The one thing I have noticed about these cute little restaurants is that, on more than one occasion, my mother and I were the only women in the entire establish. This has been most apparent in the restaurants along Istiklal Avenue, the pedestrian only shopping street right near our apartment. I felt this most acutely tonight, perhaps because it was my first time being alone, but I’m not sure. Tonight, I had the Turkish equivalent to pizza (called Pide), and ate it as the only woman in a room where every table was filled with silent, single men between the ages of 30 and 60. I felt a little like I was invading someone’s sanctuary of Turkish man-ness.
Now, let me specify, in no was is this unpleasant. I don’t feel animosity, I have had absolutely no negative experiences with Turkish men yet, in fact, I’ve found them a little more friendly than Turkish women, but I’m drawing no conclusions. (they also have such cute lil’ mustaches! I want a cute lil’ mustache!) It is just a tangible difference. Where are the women?
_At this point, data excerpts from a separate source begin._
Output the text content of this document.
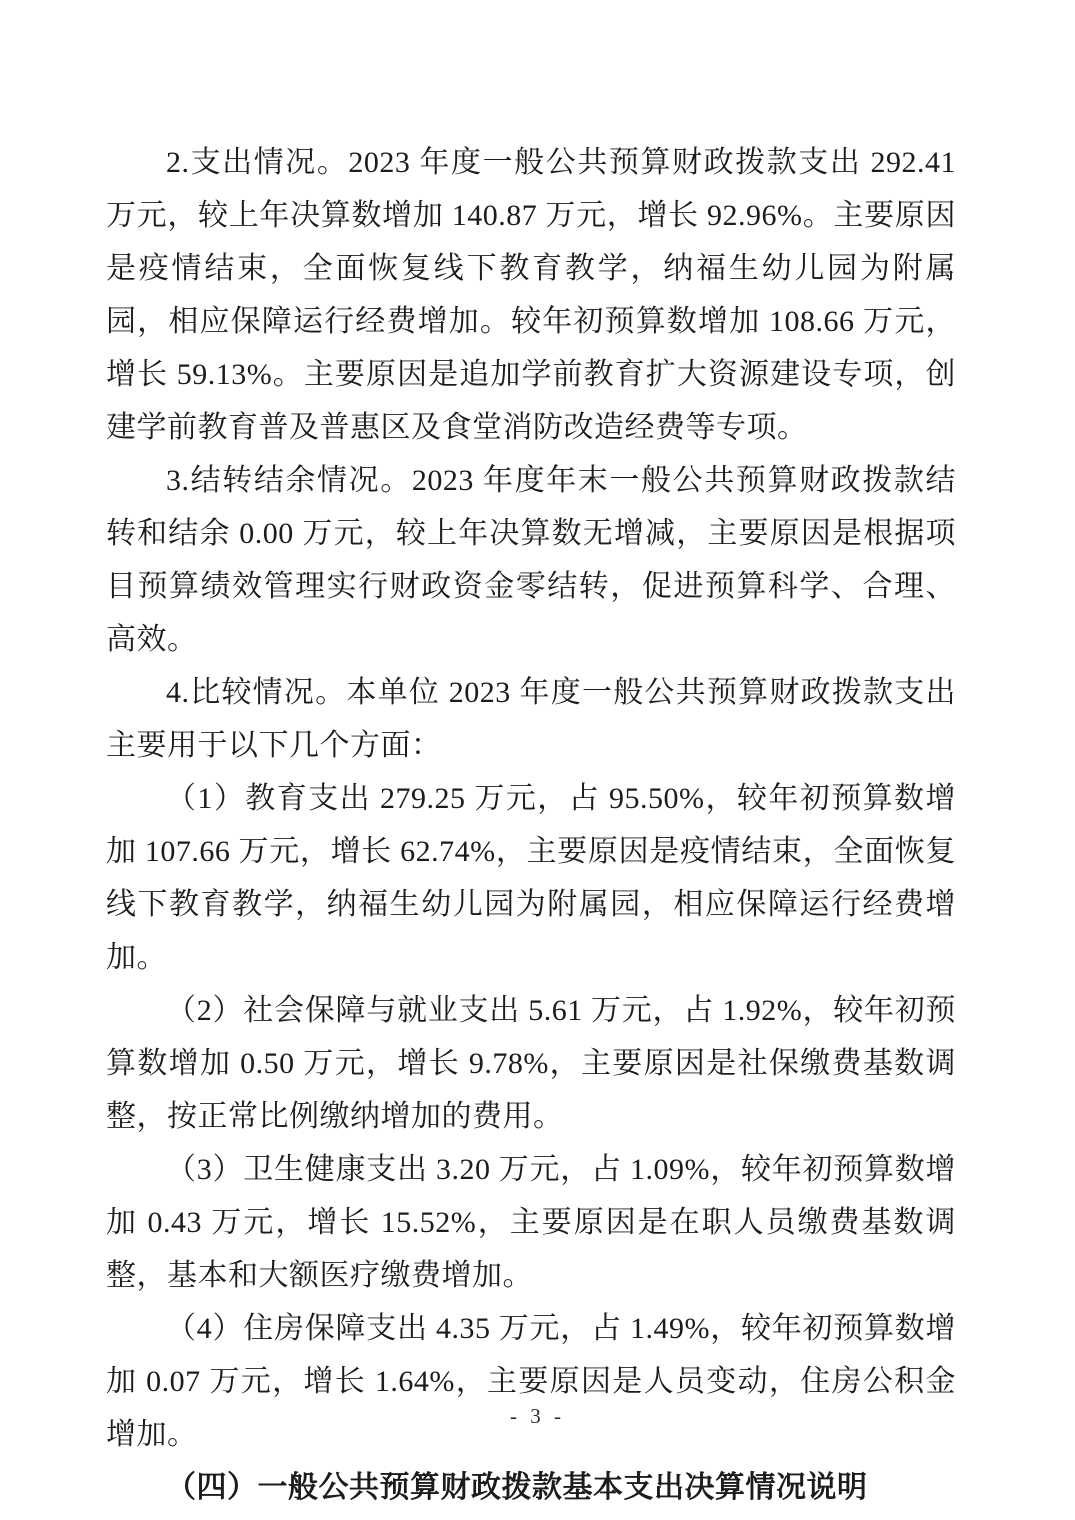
2.支出情况。2023 年度一般公共预算财政拨款支出 292.41 万元，较上年决算数增加 140.87 万元，增长 92.96%。主要原因是疫情结束，全面恢复线下教育教学，纳福生幼儿园为附属园，相应保障运行经费增加。较年初预算数增加 108.66 万元，增长 59.13%。主要原因是追加学前教育扩大资源建设专项，创建学前教育普及普惠区及食堂消防改造经费等专项。

3.结转结余情况。2023 年度年末一般公共预算财政拨款结转和结余 0.00 万元，较上年决算数无增减，主要原因是根据项目预算绩效管理实行财政资金零结转，促进预算科学、合理、高效。

4.比较情况。本单位 2023 年度一般公共预算财政拨款支出主要用于以下几个方面：

（1）教育支出 279.25 万元，占 95.50%，较年初预算数增加 107.66 万元，增长 62.74%，主要原因是疫情结束，全面恢复线下教育教学，纳福生幼儿园为附属园，相应保障运行经费增加。

（2）社会保障与就业支出 5.61 万元，占 1.92%，较年初预算数增加 0.50 万元，增长 9.78%，主要原因是社保缴费基数调整，按正常比例缴纳增加的费用。

（3）卫生健康支出 3.20 万元，占 1.09%，较年初预算数增加 0.43 万元，增长 15.52%，主要原因是在职人员缴费基数调整，基本和大额医疗缴费增加。

（4）住房保障支出 4.35 万元，占 1.49%，较年初预算数增加 0.07 万元，增长 1.64%，主要原因是人员变动，住房公积金增加。

（四）一般公共预算财政拨款基本支出决算情况说明

- 3 -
My last bit of excitement was actually in a blog I found when reflecting on my days here. Incase you have never looked at my facebook pictures; I have a small obsession with street art. Now, in Beyoglu (pronounced Bey-o-lu) and up Istiklal Avenue, graffiti and street art are more of the rule than the exception—blank walls are few and far between. So I was poking around on the internets and I found This article, written by a Northeastern University student of journalism, all about Turkish street art. I encourage you to read it and maybe gain some understanding of what I find so cool about the movement and also see explanations of lots of the pictures I have taken around the city. 
Mural near Galata Tower
Also exciting is that one of the guys interviewed has an organization that teaches kids about street art and organizes large-scale projects and festivals. Once I settle in a bit and see what my days look like, I’m hoping to get in touch with him and see if I can learn more and maybe help out somehow. COOL ADVENTURES.

Also, here are some more pictures. 
Also, I don't speak Turkish, in case you were wondering.

My program officially starts on Monday, with registration and then a little trip to Cappadocia and some other places in Anatolia.